Medidas anti SLAPPs!
CONTRA ONDA DE CENSURA SOB A FORMA DE LITÍGIOS E PREVENÇÃO DE UM “ESTALO” NA LIBERDADE DE EXPRESSÃO E NA DEMOCRACIA
A União Europeia prepara-se para emitir uma Diretiva sobre medidas anti-SLAPPs, para combate a processos judiciais abusivos que visam silenciar aqueles que ousam denunciar o que está mal em defesa do interesse público. Numa proposta modelo a EU, que tem uma visão alargada de informação e liberdade de expressão, pretende alertar os Estados membros para sensibilizar legisladores, juízes, advogados, jornalistas, ambientalistas, defensores dos direitos humanos e sociedade civil em geral, para o que designa “uma onda de censura sob a forma de litígios”. Tais estratégias “intimidatórias”, muitas vezes sob a forma de processos de difamação com pedidos de indemnizações colossais, levam aqueles que investigam ou criticam a calar-se, pedir desculpas ou a “corrigir” declarações, com medo, em prejuízo do estado democrático.

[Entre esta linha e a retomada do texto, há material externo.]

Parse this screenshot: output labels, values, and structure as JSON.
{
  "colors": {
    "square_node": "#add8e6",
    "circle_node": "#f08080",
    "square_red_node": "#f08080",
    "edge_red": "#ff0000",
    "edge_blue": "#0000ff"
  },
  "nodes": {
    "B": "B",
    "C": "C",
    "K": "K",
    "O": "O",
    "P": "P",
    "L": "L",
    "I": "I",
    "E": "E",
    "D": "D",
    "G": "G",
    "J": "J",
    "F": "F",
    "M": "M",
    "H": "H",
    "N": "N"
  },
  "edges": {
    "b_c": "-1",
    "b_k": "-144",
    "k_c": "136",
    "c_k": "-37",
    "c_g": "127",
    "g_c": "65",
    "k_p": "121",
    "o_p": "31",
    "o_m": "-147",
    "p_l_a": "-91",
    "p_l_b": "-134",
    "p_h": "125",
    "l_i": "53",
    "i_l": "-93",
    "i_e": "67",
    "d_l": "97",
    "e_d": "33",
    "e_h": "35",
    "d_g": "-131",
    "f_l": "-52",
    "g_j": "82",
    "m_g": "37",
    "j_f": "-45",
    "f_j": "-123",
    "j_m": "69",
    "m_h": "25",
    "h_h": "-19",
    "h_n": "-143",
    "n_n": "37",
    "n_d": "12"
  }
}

Mas afinal o que são SLAPPs?
O termo, acrónimo de Strategic Lawsuit Against Public Participation, foi introduzido em 1996 pelos académicos George Pring e Penélope Canan, da Universidade de Denver. Na sua obra SLAPPs: Getting Sued for Speaking Out, os autores explicam as principais características e perigos dessas estratégicas. Há quem utilizando a sua tradução literal, lhe chame um” estalo” na democracia, pelo impacto de tais estratagemas jurídico-legais sobre a crítica, a verdade e a liberdade, tão necessárias à saúde do discurso público. No conceito americano essas estratégias são atentatórias da liberdade de expressão e ilegais em vários Estados. Geralmente são ações eficazes, porque, mais do que ganhar a causa em tribunal com todos os seus custos, esgotamento de recursos e meios, visam destruir as vidas pessoais. Pring definiu que deve ser uma questão de interesse público a que vai distinguir os processos judiciais legítimos daqueles que visam impedir o discurso público. A característica principal das SLAPPs, além do equilíbrio desigual de poderes entre o autor e o réu, é a tendência de transferir o debate da esfera política para a jurídica, com ações judiciais em resposta aos esforços para responsabilizar os poderosos. Os autores Dwigt H. Merriam e Jeffrey A. Benson consideram um ataque à saúde do diálogo público e da Constituição e incluem também a crítica contra o eleitorado, uma comunicação contra algum membro do governo ou outras personalidades oficiais. A SLAPP mais vulgar assume a forma de um processo de difamação pois pretende diminuir a estima, o respeito, a boa vontade e confiança, com o objetivo de picar o adversário, trazer um efeito derrogatório, sentimentos ou opiniões desagradáveis contra a pessoa ou grupo. Muitas vezes a pessoa acusada desiste de se defender pela morosidade do litígio, como aconteceu com o caso italiano de Nello Trocchia, processado por danos
à reputação e com uma exigência de 38 milhões de euros, em abril de 2018. O pedido foi rejeitado pelo tribunal civil de Nápoles em dezembro de 2021, três anos e meio depois.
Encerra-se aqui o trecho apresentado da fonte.